Based on the results of this study, Bloom stated that "the overall amount of protein available for human consumption may drop by about 3 percent as atmospheric carbon dioxide reaches the levels anticipated to occur during the next few decades." Bloom pointed out that similar studies have been conducted on wheat and other plants and the results were the same. On average, there was an 8 percent decline of protein concentrations in potatoes and grains such as wheat, rice and barley when carbon dioxide was increased.
These percentages might seem small and in many ways, they are small. However, any decrease in protein levels, even a small decrease, can have a noticeable impact on world health over time. Even in developed countries like the United States, the decrease in protein can lead to health issues and force individuals to alter eating habits in order to make up for the protein deficit. Concerned parents may have to substitute meat, dairy, and other products in place of grains in their children’s’ diets. Worse still, the effects of climate change could decrease food production and drive food prices higher, forcing families in developed countries to alter their lifestyle and making food in poorer countries even more difficult to obtain.
"As we go forward in time, we're going to see first in the poorer countries... decreases in some of the main crops like wheat or corn that feed their populations. Eventually they get into trouble and they don't have enough food to feed their people," said Dr. Michael Oppenheimer, lead author of a report recently issued by the Intergovernmental Panel on Climate Change.

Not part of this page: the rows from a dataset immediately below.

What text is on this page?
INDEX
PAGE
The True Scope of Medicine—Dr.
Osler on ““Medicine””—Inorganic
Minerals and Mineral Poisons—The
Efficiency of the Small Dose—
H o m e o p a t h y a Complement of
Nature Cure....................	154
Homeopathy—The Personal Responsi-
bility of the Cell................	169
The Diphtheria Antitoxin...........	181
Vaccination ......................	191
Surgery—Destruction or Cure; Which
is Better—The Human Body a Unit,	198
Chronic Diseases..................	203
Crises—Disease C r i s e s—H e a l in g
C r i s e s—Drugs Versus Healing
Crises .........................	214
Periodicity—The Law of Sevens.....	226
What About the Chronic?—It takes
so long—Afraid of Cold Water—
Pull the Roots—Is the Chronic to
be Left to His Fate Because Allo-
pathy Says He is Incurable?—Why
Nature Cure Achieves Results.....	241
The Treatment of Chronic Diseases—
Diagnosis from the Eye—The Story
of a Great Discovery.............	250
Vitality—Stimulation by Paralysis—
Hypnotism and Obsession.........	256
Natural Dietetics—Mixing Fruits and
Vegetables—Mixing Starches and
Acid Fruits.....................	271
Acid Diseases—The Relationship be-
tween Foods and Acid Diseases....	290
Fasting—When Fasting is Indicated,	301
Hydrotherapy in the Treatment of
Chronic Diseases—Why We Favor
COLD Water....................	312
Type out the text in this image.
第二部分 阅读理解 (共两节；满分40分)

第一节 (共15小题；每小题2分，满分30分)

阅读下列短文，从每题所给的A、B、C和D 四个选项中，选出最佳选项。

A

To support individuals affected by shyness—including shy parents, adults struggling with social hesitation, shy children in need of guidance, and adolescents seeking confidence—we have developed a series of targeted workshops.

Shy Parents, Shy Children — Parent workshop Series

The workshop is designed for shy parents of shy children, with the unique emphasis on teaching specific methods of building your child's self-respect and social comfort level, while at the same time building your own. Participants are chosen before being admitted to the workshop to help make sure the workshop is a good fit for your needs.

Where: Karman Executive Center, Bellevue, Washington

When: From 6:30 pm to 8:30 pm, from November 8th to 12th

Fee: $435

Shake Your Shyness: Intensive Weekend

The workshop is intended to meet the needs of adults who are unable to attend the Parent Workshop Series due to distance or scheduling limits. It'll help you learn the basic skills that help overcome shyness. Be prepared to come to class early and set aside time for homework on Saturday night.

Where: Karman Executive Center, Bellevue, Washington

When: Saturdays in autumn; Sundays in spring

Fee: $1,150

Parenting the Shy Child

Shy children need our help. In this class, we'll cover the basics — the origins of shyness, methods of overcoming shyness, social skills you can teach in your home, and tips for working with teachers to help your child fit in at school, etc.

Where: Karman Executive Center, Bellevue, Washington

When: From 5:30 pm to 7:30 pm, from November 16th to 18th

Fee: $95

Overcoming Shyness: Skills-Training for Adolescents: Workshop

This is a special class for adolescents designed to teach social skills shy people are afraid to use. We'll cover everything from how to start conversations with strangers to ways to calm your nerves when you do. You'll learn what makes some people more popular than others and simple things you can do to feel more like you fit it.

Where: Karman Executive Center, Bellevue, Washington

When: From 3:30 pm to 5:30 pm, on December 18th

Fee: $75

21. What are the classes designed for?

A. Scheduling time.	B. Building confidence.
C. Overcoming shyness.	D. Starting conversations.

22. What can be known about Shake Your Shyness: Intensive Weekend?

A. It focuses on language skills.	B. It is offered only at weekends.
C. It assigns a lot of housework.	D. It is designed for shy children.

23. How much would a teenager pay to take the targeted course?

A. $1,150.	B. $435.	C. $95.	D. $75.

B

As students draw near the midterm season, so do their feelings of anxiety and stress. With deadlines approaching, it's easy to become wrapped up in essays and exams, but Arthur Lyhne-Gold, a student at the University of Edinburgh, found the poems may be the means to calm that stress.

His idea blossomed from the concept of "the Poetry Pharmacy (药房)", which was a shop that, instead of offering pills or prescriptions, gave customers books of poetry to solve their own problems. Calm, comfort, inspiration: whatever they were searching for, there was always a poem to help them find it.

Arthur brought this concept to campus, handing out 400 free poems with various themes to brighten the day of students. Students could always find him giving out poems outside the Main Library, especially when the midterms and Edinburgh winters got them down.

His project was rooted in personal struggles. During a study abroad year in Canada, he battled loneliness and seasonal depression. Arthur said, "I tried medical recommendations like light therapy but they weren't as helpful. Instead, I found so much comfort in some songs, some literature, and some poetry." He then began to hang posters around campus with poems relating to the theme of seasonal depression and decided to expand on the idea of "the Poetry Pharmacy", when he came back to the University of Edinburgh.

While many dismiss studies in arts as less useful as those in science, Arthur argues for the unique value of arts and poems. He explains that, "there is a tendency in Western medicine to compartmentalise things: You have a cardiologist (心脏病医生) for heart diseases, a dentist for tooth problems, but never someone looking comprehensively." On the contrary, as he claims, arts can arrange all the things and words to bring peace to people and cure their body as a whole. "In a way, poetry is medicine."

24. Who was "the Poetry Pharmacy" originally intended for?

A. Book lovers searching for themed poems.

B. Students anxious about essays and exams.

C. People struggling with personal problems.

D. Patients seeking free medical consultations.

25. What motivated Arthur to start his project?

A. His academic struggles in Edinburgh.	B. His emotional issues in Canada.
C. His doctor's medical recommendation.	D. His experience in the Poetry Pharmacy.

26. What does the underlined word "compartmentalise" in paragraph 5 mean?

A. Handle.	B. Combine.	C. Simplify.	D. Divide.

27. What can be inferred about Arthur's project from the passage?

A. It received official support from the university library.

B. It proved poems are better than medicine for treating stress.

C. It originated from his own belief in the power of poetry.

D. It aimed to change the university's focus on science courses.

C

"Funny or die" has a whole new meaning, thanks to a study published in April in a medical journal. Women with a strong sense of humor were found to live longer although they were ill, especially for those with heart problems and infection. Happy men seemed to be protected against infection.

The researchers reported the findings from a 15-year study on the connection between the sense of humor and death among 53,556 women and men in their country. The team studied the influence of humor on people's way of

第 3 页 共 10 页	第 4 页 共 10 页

Adding extra nitrogen to plants through fertilization could help combat this problem, but it could lead to other concerns. It would add even more cost to agricultural production and it could increase the nitrate levels in ground water. In addition, added nitrogen could increase emission of nitrous oxide, a known greenhouse gas, leading to a vicious cycle that escalates in severity each year.
Further studies of this kind will be necessary to draw a definite conclusion, but the results so far point to lower food quality and higher prices overall. It’s yet another factor to consider in the ongoing debate over climate change and its ill effects.